Funding of credit institutions

Since the global financial crisis began in 2008, the banks have changed their sources of funding to a great extent. One of the clearest changes is that the banks have increased their dependence on secured funding, for example covered bonds. Another change is that the banks are using innovative funding to a greater extent, which makes it more difficult for investors and authorities to see where the risks are. The increased dependence on secured funding has led to a substantial increase in the proportion of encumbered, or pledged, assets at banks around the world. The ESRB believes that this could lead to risks to financial stability in that the resilience of the banks in periods of stress may be weakened if the assets are encumbered.

 

The ESRB recommends the national supervisory authorities in the EU to strengthen their oversight of secured funding. The banks should also improve their risk management tools that help mitigating risks from secured funding. The ESRB also recommends greater transparency about encumbered assets in the banks' public reporting. This recommendation thus has consequences for all major European banks, including the Swedish banks.

 

"The ESRB's recommendations are welcome. The banks' dependence on secured funding is an important issue. In the latest Financial Stability Report, we recommended the major Swedish banks to improve the transparency of their reporting about encumbered assets, and they have already begun to follow this recommendation. Transparency enables investors and other stakeholders to take better account of the risks associated with a bank's secured debt," says Stefan Ingves.

Regulation of money market funds

The ESRB's second recommendation aims to reduce the systemic risks arising from money market funds. The recommendation mainly applies to money market funds with a constant net asset value (CNAV). During the financial crisis, these funds were subject to bank runs. This led to major disruptions on the money market which in turn exacerbated the financial crisis. Several financial institutions that offered money market funds through their fund management companies were also forced to inject money to protect unit holders who had invested in these funds. This undermined the financial standing of these financial institutions.

 

To counteract the risk of such situations arising again, global standards for the regulation of money market funds have been drawn up. This has been done by the Financial Stability Board (FSB) together with the International Organization of Securities Commissions (IOSCO). The ESRB's recommendation calls on the European Commission to support the implementation of these standards within the EU. The ESRB recommends the prohibition of money market funds that offer CNAVs.
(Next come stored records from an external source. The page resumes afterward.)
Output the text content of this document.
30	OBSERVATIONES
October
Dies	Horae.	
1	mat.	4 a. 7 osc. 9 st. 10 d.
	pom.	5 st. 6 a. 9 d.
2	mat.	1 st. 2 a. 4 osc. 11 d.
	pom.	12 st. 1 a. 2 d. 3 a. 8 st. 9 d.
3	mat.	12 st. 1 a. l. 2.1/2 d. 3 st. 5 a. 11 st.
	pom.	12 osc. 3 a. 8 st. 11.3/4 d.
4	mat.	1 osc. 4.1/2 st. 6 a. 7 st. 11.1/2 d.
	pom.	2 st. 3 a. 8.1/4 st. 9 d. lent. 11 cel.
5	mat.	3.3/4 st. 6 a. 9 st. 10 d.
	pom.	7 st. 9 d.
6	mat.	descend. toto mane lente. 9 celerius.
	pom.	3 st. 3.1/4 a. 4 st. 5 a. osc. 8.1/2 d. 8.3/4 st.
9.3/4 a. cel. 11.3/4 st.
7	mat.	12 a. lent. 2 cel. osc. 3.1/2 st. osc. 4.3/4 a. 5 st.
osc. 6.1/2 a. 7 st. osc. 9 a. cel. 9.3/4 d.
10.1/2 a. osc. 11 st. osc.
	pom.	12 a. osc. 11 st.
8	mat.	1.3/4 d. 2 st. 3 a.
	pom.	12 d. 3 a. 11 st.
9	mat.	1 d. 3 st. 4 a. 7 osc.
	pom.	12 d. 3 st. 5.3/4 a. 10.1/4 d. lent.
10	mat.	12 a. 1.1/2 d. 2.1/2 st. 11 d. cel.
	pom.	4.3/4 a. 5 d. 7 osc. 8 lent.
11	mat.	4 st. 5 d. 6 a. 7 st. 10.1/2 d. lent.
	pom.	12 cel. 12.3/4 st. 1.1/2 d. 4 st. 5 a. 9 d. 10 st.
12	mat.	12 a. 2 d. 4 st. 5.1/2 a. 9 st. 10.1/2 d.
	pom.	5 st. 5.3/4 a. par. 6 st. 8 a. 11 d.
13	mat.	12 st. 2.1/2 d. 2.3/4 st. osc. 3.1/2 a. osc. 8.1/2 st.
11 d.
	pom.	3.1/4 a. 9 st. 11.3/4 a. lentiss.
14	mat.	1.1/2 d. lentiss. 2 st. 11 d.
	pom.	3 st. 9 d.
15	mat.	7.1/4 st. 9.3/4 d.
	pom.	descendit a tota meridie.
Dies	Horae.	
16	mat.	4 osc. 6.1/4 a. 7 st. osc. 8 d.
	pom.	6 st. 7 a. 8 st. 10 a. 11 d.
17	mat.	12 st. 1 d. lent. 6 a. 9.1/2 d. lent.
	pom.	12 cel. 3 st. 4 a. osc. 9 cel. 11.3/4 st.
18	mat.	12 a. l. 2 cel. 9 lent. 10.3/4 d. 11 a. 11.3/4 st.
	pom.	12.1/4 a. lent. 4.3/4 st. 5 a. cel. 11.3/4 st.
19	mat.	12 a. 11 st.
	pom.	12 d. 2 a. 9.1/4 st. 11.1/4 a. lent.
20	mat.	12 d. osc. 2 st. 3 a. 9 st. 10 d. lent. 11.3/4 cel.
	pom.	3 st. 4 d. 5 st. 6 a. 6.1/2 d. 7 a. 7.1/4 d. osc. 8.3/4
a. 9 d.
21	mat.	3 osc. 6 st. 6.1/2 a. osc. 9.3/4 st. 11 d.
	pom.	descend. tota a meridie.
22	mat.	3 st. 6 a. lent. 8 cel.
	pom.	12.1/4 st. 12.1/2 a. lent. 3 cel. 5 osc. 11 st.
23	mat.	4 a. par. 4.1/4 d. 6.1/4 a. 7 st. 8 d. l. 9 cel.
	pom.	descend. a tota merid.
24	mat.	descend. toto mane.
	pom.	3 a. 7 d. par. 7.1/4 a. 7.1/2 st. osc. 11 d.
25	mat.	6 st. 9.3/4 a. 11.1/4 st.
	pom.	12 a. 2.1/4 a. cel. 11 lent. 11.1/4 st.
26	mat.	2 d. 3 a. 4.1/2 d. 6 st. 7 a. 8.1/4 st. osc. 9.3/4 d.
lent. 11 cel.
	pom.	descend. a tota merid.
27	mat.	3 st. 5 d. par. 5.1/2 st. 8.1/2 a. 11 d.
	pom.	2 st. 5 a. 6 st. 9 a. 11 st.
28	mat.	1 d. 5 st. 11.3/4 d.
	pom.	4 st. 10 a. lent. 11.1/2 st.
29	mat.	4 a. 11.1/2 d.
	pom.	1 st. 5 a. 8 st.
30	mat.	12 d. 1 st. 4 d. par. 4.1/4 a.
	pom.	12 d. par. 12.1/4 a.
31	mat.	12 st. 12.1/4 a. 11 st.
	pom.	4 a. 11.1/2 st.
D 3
The ESRB also recommends the introduction of stricter requirements for reporting and liquidity management in money market funds. At present there are no money market funds with a constant net asset value in Sweden. However, other parts of the recommendation will have consequences for the Swedish money market funds.

 

"Although the operations of money market funds are limited in Sweden, this recommendation is important to financial stability in Sweden as money market funds are an important source of funding for Swedish banks," says Stefan Ingves.